INSERM UMR 1248, Université de Limoges, FHU support, Limoges Cédex, 87025, France.
Federal Agency for Medicines and Health Products, Brussels, Belgium.
Br J Clin Pharmacol. 2019 Dec;85(12):2793-2823. doi: 10.1111/bcp.14110. Epub 2019 Dec 17.
The objective of this study is to develop a generic model for tacrolimus pharmacokinetics modelling using a meta-analysis approach, that could serve as a first step towards a prediction tool to inform pharmacokinetics-based optimal dosing of tacrolimus in different populations and indications.
A systematic literature review was performed and a meta-model developed with NONMEM software using a top-down approach. Historical (previously published) data were used for model development and qualification. In-house individual rich and sparse tacrolimus blood concentration profiles from adult and paediatric kidney, liver, lung and heart transplant patients were used for model validation. Model validation was based on successful numerical convergence, adequate precision in parameter estimation, acceptable goodness of fit with respect to measured blood concentrations with no indication of bias, and acceptable performance of visual predictive checks. External validation was performed by fitting the model to independent data from 3 external cohorts and remaining previously published studies.
A total of 76 models were found relevant for meta-model building from the literature and the related parameters recorded. The meta-model developed using patient level data was structurally a 2-compartment model with first-order absorption, absorption lag time and first-time varying elimination. Population values for clearance, intercompartmental clearance, central and peripheral volume were 22.5 L/h, 24.2 L/h, 246.2 L and 109.9 L, respectively. The absorption first-order rate and the lag time were fixed to 3.37/h and 0.33 hours, respectively. Transplanted organ and time after transplantation were found to influence drug apparent clearance whereas body weight influenced both the apparent volume of distribution and the apparent clearance. The model displayed good results as regards the internal and external validation.

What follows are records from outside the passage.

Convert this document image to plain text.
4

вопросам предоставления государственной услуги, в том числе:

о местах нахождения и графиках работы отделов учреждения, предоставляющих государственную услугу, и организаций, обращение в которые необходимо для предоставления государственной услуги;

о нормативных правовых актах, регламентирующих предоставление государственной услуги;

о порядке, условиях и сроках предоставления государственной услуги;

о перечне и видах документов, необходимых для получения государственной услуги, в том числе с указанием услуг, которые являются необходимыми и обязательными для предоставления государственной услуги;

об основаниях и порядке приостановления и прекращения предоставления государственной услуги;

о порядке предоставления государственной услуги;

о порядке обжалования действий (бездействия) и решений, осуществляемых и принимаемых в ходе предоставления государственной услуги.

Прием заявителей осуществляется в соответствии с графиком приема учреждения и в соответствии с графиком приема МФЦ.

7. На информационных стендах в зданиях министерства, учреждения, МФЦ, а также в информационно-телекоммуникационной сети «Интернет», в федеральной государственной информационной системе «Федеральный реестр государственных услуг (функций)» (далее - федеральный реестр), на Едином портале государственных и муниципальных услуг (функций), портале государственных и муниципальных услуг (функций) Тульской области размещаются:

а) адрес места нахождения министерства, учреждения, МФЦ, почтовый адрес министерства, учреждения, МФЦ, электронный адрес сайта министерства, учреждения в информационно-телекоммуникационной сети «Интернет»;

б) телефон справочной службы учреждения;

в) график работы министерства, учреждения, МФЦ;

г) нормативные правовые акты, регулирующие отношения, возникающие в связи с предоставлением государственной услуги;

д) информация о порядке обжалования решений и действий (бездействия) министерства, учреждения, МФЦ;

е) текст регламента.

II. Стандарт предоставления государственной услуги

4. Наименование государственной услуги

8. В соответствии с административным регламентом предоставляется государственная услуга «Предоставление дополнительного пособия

A meta-model was successfully developed for tacrolimus in solid organ transplantation that can be used as a basis for the prediction of concentrations in different groups of patients, and eventually for effective dose individualization in different subgroups of the population.
本研究旨在通过荟萃分析方法建立一个通用的他克莫司药代动力学模型,为不同人群和适应证的基于药代动力学的他克莫司最佳给药剂量预测工具奠定基础。
采用自上而下的方法,通过 NONMEM 软件进行系统文献回顾和荟萃模型开发。历史(已发表)数据用于模型开发和验证。使用来自成人和儿科肾、肝、肺和心脏移植患者的个体化丰富和稀疏他克莫司血药浓度数据进行模型验证。模型验证基于数值收敛成功、参数估计具有足够的精度、与实测血药浓度拟合良好且无偏差、以及视觉预测检查的性能良好。通过将模型拟合到 3 个外部队列和其余先前发表的研究的独立数据进行外部验证。
从文献和相关参数记录中总共找到了 76 个与荟萃模型构建相关的模型。使用患者水平数据开发的荟萃模型在结构上是一个 2 室模型,具有一级吸收、吸收滞后时间和首次时变消除。清除率、隔室清除率、中央和外周体积的群体值分别为 22.5 L/h、24.2 L/h、246.2 L 和 109.9 L。吸收一级速率和滞后时间分别固定为 3.37/h 和 0.33 小时。发现移植器官和移植后时间影响药物表观清除率,而体重影响表观分布体积和表观清除率。该模型在内部和外部验证方面表现良好。
成功建立了用于实体器官移植的他克莫司荟萃模型,可用于预测不同患者群体的浓度,并最终实现人群不同亚组的有效剂量个体化。